CFD Consultant, EnginSoft Nordic
M.Sc. Ragnar Skoglund (Master in Space Engineering, Aerospace at Lulea University of Technology) is working as a CFD consultant at EnginSoft Nordic. He has a great passion for the aerospace industry and has been involved in several student projects in this field. He has been studying space related courses above the polar circle in Kiruna, Sweden, and holds a student license in paragliding. Ragnars expertise field within CFD is: External and internal flows, turbomachinery, airfoils and design optimizating in modeFRONTIER. Past experience in CFD main includes external flow on a small UAV aircraft and aerodynamic performance uncertainty of a space turbine (Master Thesis).
Speeches
Material design involves many uncertainty sources. At Volvo Car Corporation engineers recognized the importance of assessing the variation in material quality and storing all the collected data in a way that enables easy access and reuse.
This presentation tray to address two main issues: how should material variations be controlled in simulations, optimizations and robustness analyzes? How should test data and statistics be stored in order to sample suitable curves for simulations? The proposed approach aims at capturing and characterizing the set of stress-strain curves relevant for the material of interest and made them available for efficient reuse in CAE models. In order to assure easy knowledge extraction, such variation representation should be very accurate, compact, and flexible.
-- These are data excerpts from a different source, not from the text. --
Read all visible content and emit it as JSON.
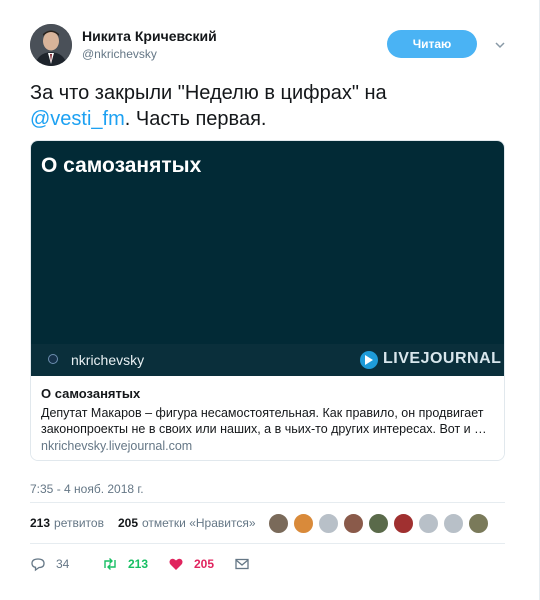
{
  "author": {
    "name": "Никита Кричевский",
    "handle": "@nkrichevsky"
  },
  "follow_button": {
    "label": "Читаю"
  },
  "tweet": {
    "text_part1": "За что закрыли \"Неделю в цифрах\" на",
    "mention": "@vesti_fm",
    "text_part2": ".  Часть первая."
  },
  "card": {
    "image_title": "О самозанятых",
    "image_user": "nkrichevsky",
    "image_brand": "LIVEJOURNAL",
    "title": "О самозанятых",
    "description": "Депутат Макаров – фигура несамостоятельная. Как правило, он продвигает законопроекты не в своих или наших, а в чьих-то других интересах. Вот и …",
    "domain": "nkrichevsky.livejournal.com"
  },
  "timestamp": "7:35 - 4 нояб. 2018 г.",
  "stats": {
    "retweets_count": "213",
    "retweets_label": "ретвитов",
    "likes_count": "205",
    "likes_label": "отметки «Нравится»"
  },
  "likers": [
    {
      "color": "#7a6a5a"
    },
    {
      "color": "#d98a3a"
    },
    {
      "color": "#b8c0c8"
    },
    {
      "color": "#8a5a4a"
    },
    {
      "color": "#5a6a4a"
    },
    {
      "color": "#a03030"
    },
    {
      "color": "#b8c0c8"
    },
    {
      "color": "#b8c0c8"
    },
    {
      "color": "#7a7a5a"
    }
  ],
  "actions": {
    "reply_count": "34",
    "retweet_count": "213",
    "like_count": "205"
  },
  "colors": {
    "accent": "#1da1f2",
    "follow_bg": "#4ab3f4",
    "retweet_green": "#17bf63",
    "like_red": "#e0245e",
    "card_dark": "#022a36"
  }
}
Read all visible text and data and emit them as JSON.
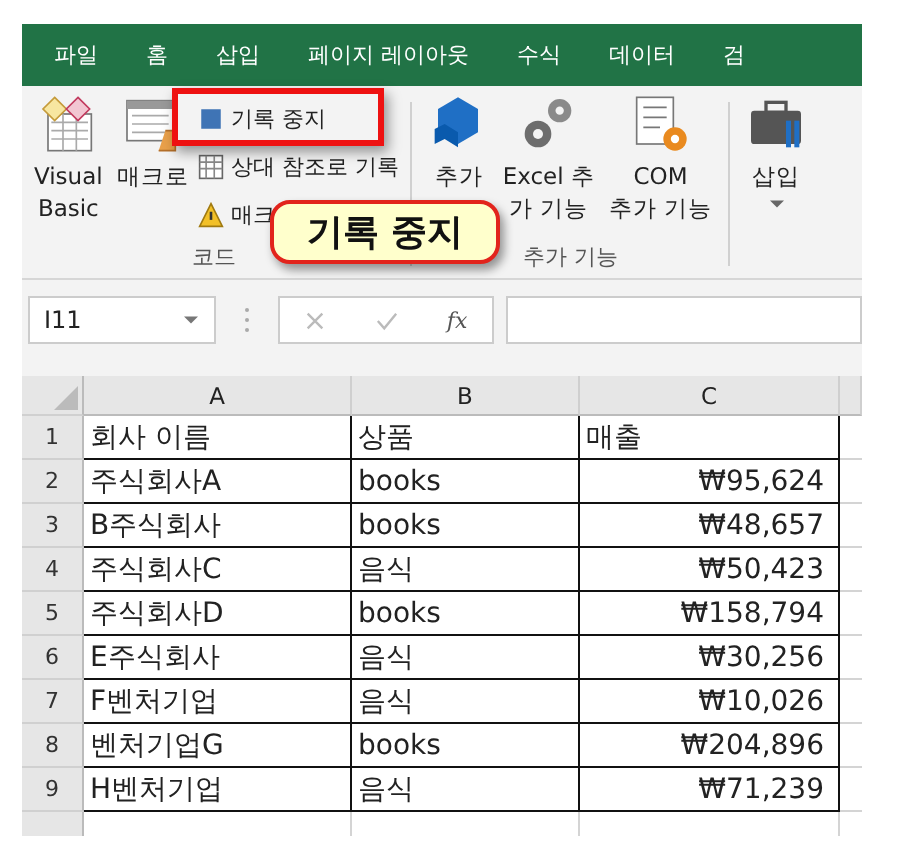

modeFRONTIER has been successfully used to calibrate the material model against a set of test data curves to capture the variation in material properties. The test data consist of 25 tensile strength tests obtained from SSAB, done for 25 species from 25 different rolls. A subproject including the Curvefitting Node is used to calibrate the model parameters by minimizing the mean square error between the test data curve and the material model.
modeFRONTIER main project collects then all calibrated model parameters for each curve.
Thanks to the correlation analysis between model parameters linear dependencies and monotonic behavior are discolsed. When the calibration is finished it is of interest to sample a dataset of curves from the material database which have the same stochastic properties as the SSAB test dataset. This can be achieved by performing a Monte Carlo or Latin Hyper cube sampling in the domain of variation. To obtain a statistical confidence a stepwise increased data set can be used to disclose when the standard deviation of material properties converges with the data set size.